VTP is Cisco proprietary protocol and abbreviation for VLAN Trunking Protocol. It propagates VLAN information throughout a network. VTP reduces administration in a switched network. When we configure a new VLAN on one VTP server, the VLAN is distributed through all switches in the domain. This reduces the need to configure the same VLAN everywhere.
Understanding the concept: VTP Bomb
Now let’s understand how VTP can be disaster in a network – but before that it’s imperative to know that Switch with higher VTP revision number in the LAN will cause VLAN information to be overwritten in all switches. This happens since it is considered that latest VLAN information is available with switch which has highest VTP revision number.
It could happen somebody would disconnect a switch from a production LAN environment, make a test lab on it by deleting/changing VLANs and then reconnecting the same switch back to the LAN. In that case the revision number would get increased and VLANs would be deleted/changed from all switches which are in LAN.
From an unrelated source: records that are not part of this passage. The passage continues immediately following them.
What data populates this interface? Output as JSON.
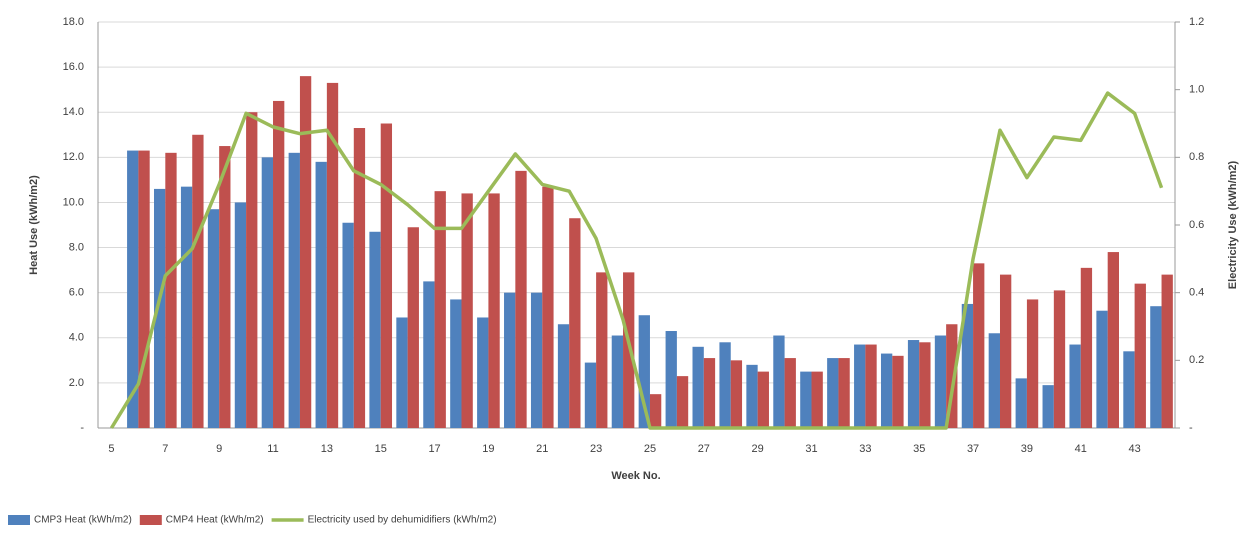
{
  "chart_data": {
    "type": "bar",
    "x_label": "Week No.",
    "y_label": "Heat Use (kWh/m2)",
    "y2_label": "Electricity Use (kWh/m2)",
    "categories": [
      5,
      null,
      7,
      null,
      9,
      null,
      11,
      null,
      13,
      null,
      15,
      null,
      17,
      null,
      19,
      null,
      21,
      null,
      23,
      null,
      25,
      null,
      27,
      null,
      29,
      null,
      31,
      null,
      33,
      null,
      35,
      null,
      37,
      null,
      39,
      null,
      41,
      null,
      43,
      null
    ],
    "series": [
      {
        "name": "CMP3 Heat (kWh/m2)",
        "type": "bar",
        "color": "#4f81bd",
        "values": [
          null,
          12.3,
          10.6,
          10.7,
          9.7,
          10.0,
          12.0,
          12.2,
          11.8,
          9.1,
          8.7,
          4.9,
          6.5,
          5.7,
          4.9,
          6.0,
          6.0,
          4.6,
          2.9,
          4.1,
          5.0,
          4.3,
          3.6,
          3.8,
          2.8,
          4.1,
          2.5,
          3.1,
          3.7,
          3.3,
          3.9,
          4.1,
          5.5,
          4.2,
          2.2,
          1.9,
          3.7,
          5.2,
          3.4,
          5.4
        ]
      },
      {
        "name": "CMP4 Heat (kWh/m2)",
        "type": "bar",
        "color": "#c0504d",
        "values": [
          null,
          12.3,
          12.2,
          13.0,
          12.5,
          14.0,
          14.5,
          15.6,
          15.3,
          13.3,
          13.5,
          8.9,
          10.5,
          10.4,
          10.4,
          11.4,
          10.7,
          9.3,
          6.9,
          6.9,
          1.5,
          2.3,
          3.1,
          3.0,
          2.5,
          3.1,
          2.5,
          3.1,
          3.7,
          3.2,
          3.8,
          4.6,
          7.3,
          6.8,
          5.7,
          6.1,
          7.1,
          7.8,
          6.4,
          6.8
        ]
      },
      {
        "name": "Electricity used by dehumidifiers (kWh/m2)",
        "type": "line",
        "axis": "y2",
        "color": "#9bbb59",
        "values": [
          0,
          0.13,
          0.45,
          0.53,
          0.72,
          0.93,
          0.89,
          0.87,
          0.88,
          0.76,
          0.72,
          0.66,
          0.59,
          0.59,
          0.7,
          0.81,
          0.72,
          0.7,
          0.56,
          0.32,
          0,
          0,
          0,
          0,
          0,
          0,
          0,
          0,
          0,
          0,
          0,
          0,
          0.5,
          0.88,
          0.74,
          0.86,
          0.85,
          0.99,
          0.93,
          0.71
        ]
      }
    ],
    "ylim": [
      0,
      18
    ],
    "yticks": [
      {
        "value": 0,
        "label": "-"
      },
      {
        "value": 2,
        "label": "2.0"
      },
      {
        "value": 4,
        "label": "4.0"
      },
      {
        "value": 6,
        "label": "6.0"
      },
      {
        "value": 8,
        "label": "8.0"
      },
      {
        "value": 10,
        "label": "10.0"
      },
      {
        "value": 12,
        "label": "12.0"
      },
      {
        "value": 14,
        "label": "14.0"
      },
      {
        "value": 16,
        "label": "16.0"
      },
      {
        "value": 18,
        "label": "18.0"
      }
    ],
    "y2lim": [
      0,
      1.2
    ],
    "y2ticks": [
      {
        "value": 0,
        "label": "-"
      },
      0.2,
      0.4,
      0.6,
      0.8,
      {
        "value": 1,
        "label": "1.0"
      },
      1.2
    ],
    "grid": true,
    "legend": "bottom-left"
  }
}
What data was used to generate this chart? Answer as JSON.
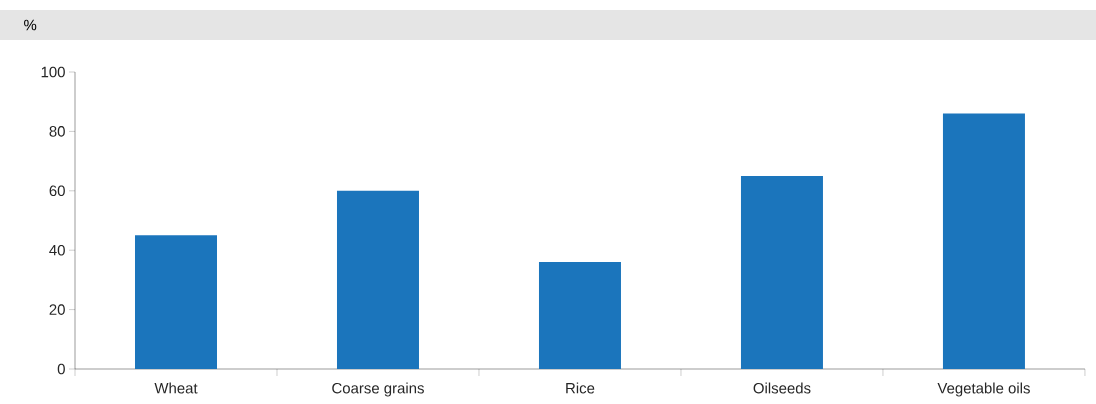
{
  "chart_data": {
    "type": "bar",
    "ylabel": "%",
    "categories": [
      "Wheat",
      "Coarse grains",
      "Rice",
      "Oilseeds",
      "Vegetable oils"
    ],
    "values": [
      45,
      60,
      36,
      65,
      86
    ],
    "color": "#1b75bc",
    "ylim": [
      0,
      100
    ],
    "yticks": [
      0,
      20,
      40,
      60,
      80,
      100
    ]
  }
}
Now, the entire network effectively “dies” and this term is known as a “VTP Bomb” where a switch with higher revision number creates havoc in network by propagating incorrect database to the domain and the overwriting the stable database.
What is the resolution?
VTP Version 3 (VTPv3) which was introduced in Cisco NX-OS release 7.2(0) has the resolution to the issue of VTP bombing.
With VTP version 3, only a switch can be a primary server which is allowed to update other devices in LAN. Secondary servers will update its database from the Primary exclusively. This resolves the issue faced in VTP bombing in VTP version 1 and 2.